Furthermore, whatever material Santamaria provided to ASIO can hardly have been considered ‘as not relevant to security’ and destroyed on that basis, as ASIO implied in its covering explanation to me. As will be discussed in chapter nine, one of Santamaria’s intelligence dossiers in another ASIO file demonstrates that he was a professional who could more than compete intellectually with the cream of ASIO’s analysts.31

The extract from the unpublished history does resolve the question of The Movement’s willingness to penetrate the CPA, notwithstanding supposed ‘moral’ and ‘spiritual’ quibbles. ASIO clearly understood from its own experiences the dangers that such Movement penetration agents posed to their own penetration operations, which is presumably why Richards desperately wanted to have control over any sent into the CPA.

The extract also reveals what has long been suspected: ASIO did pass information to The Movement. Even if all of it was, as claimed, ‘unclassified material’, it still sustains the case of ASIO’s critics that it was directly involved in assisting a significant player in Australian politics. That the material was passed to The Movement through the Institute of Social Order demonstrates just how thoroughly it had been under Santamaria’s control ever since Lalor was appointed as its first director.

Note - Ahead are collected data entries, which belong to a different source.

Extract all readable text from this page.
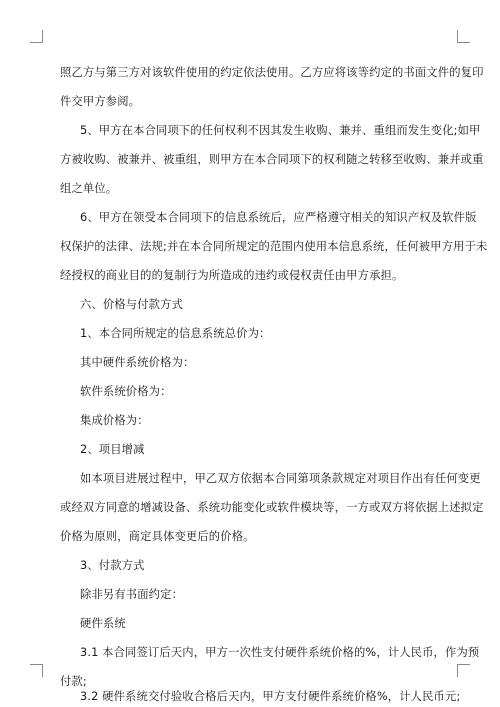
照乙方与第三方对该软件使用的约定依法使用。乙方应将该等约定的书面文件的复印
件交甲方参阅。
5、甲方在本合同项下的任何权利不因其发生收购、兼并、重组而发生变化;如甲
方被收购、被兼并、被重组，则甲方在本合同项下的权利随之转移至收购、兼并或重
组之单位。
6、甲方在领受本合同项下的信息系统后，应严格遵守相关的知识产权及软件版
权保护的法律、法规;并在本合同所规定的范围内使用本信息系统，任何被甲方用于未
经授权的商业目的的复制行为所造成的违约或侵权责任由甲方承担。
六、价格与付款方式
1、本合同所规定的信息系统总价为：
其中硬件系统价格为：
软件系统价格为：
集成价格为：
2、项目增减
如本项目进展过程中，甲乙双方依据本合同第项条款规定对项目作出有任何变更
或经双方同意的增减设备、系统功能变化或软件模块等，一方或双方将依据上述拟定
价格为原则，商定具体变更后的价格。
3、付款方式
除非另有书面约定：
硬件系统
3.1 本合同签订后天内，甲方一次性支付硬件系统价格的%，计人民币，作为预
付款;
3.2 硬件系统交付验收合格后天内，甲方支付硬件系统价格%，计人民币元;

On the other hand, there is no doubt that some ASIO officers did provide The Show with information — including highly classified material based on surveillance and telephone intercepts. Whether this was done informally or officially is not certain, although in at least one case it was so notorious that it would be unlikely that it did not come to the attention of ASIO’s senior echelons. This instance involved Jack Clowes, ASIO’s expert on trade union affairs. Clowes was a Catholic who, in the 1960s and 1970s, was ASIO’s liaison with the right wing of the NSW trade union movement. A former senior Movement official who had extensive dealings with Clowes stated that he regularly engaged in two-way intelligence exchanges with the organisation.32 It seems unlikely that he was the only officer to do so.

The final intriguing question is why The Show proved such an invaluable source of intelligence for ASIO, even prompting the director-general to appeal directly to Santamaria for assistance, notwithstanding his earlier scruples about ASIO not being seen to have a ‘hand in glove’ relationship with The Show’s undisputed leader.

There are tantalising fragments in the ASIO files that shed some light on this, but the relatively small amount of The Movement’s own operational files that are publicly available provides a reasonably comprehensive picture, both of its modus operandi and extensive capabilities as an intelligence agency.